Tuhaf haller sergilemece.Ama çaresizim,ondan başka kimse yok çünkü...O bile yok aslında, acizlik işte.
Birilerini sayısala geçmiş,aman çok üzüldüm.İnsanların suratımı görmek istemediklerini ısrarla belirtme çabaları hayran bırakıyor beni kendilerine.Dünya barışı için falan bu kadar çaba verselerdi hatta, mutlaka bir ilerleme olurdu.Kampa gideceğim,dönmemeyi düşünüyorum orada,gece çadırdan çıkıp kurda kuşa yem edeceğim kendimi.
Ardı ardına yazmak istiyorum,sonbahardayız ya ondan.Boşalma ihtiyacı...
Dediklerimde anlaşılır bir şey olsa,işe yarar bir şey olsa neyse diyeceğim de.İğrencim.

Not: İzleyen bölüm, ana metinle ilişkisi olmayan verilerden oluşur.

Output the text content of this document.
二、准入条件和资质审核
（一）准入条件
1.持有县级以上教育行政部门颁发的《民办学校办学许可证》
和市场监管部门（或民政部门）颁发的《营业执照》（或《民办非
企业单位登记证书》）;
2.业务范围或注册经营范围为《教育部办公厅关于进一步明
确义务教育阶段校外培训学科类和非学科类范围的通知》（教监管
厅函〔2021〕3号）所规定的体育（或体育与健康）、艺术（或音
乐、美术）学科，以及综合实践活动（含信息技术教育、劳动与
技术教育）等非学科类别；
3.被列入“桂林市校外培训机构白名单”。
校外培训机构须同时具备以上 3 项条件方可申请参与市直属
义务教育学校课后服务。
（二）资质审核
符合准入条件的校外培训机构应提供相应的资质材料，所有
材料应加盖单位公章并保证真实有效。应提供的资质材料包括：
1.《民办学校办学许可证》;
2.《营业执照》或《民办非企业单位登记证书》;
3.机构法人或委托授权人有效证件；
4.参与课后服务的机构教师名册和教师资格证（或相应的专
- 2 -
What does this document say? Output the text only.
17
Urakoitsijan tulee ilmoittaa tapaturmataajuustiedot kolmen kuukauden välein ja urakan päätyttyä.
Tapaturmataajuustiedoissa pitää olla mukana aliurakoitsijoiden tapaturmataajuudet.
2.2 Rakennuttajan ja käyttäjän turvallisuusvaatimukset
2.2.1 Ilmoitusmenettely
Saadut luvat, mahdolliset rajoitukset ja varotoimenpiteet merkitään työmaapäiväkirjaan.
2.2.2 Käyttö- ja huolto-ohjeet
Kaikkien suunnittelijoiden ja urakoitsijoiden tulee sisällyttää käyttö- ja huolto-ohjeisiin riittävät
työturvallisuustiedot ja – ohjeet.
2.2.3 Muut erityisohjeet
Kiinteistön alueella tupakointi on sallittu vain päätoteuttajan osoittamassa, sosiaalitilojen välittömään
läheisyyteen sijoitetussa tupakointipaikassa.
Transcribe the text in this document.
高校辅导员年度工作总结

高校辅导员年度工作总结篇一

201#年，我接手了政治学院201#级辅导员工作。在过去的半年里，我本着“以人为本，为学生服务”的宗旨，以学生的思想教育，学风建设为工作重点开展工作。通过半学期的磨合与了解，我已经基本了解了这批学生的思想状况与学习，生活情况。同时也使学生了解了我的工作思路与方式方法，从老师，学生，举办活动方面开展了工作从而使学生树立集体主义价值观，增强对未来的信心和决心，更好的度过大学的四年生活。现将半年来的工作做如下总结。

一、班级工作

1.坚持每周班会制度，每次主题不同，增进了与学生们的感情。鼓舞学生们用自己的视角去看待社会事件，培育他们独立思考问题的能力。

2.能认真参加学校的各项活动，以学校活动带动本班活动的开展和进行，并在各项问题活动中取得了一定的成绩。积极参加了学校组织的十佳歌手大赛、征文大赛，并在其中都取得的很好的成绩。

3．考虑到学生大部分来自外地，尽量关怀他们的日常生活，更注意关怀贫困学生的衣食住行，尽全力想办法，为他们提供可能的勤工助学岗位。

Ellerimin küçük olması var ya, seviyorum ben.
Birileri dalga konusu yapsa da...
Çünkü Cem sever küçük elleri...
Ellerin cennetim benim der...
Cenneti eşdeğer görür ellere...
Ben severim elleri,eller güzeldir.
Ted'in elleri daha güzeldir.Dokunduğunda,ne kadar sızım varsa iyileştirir.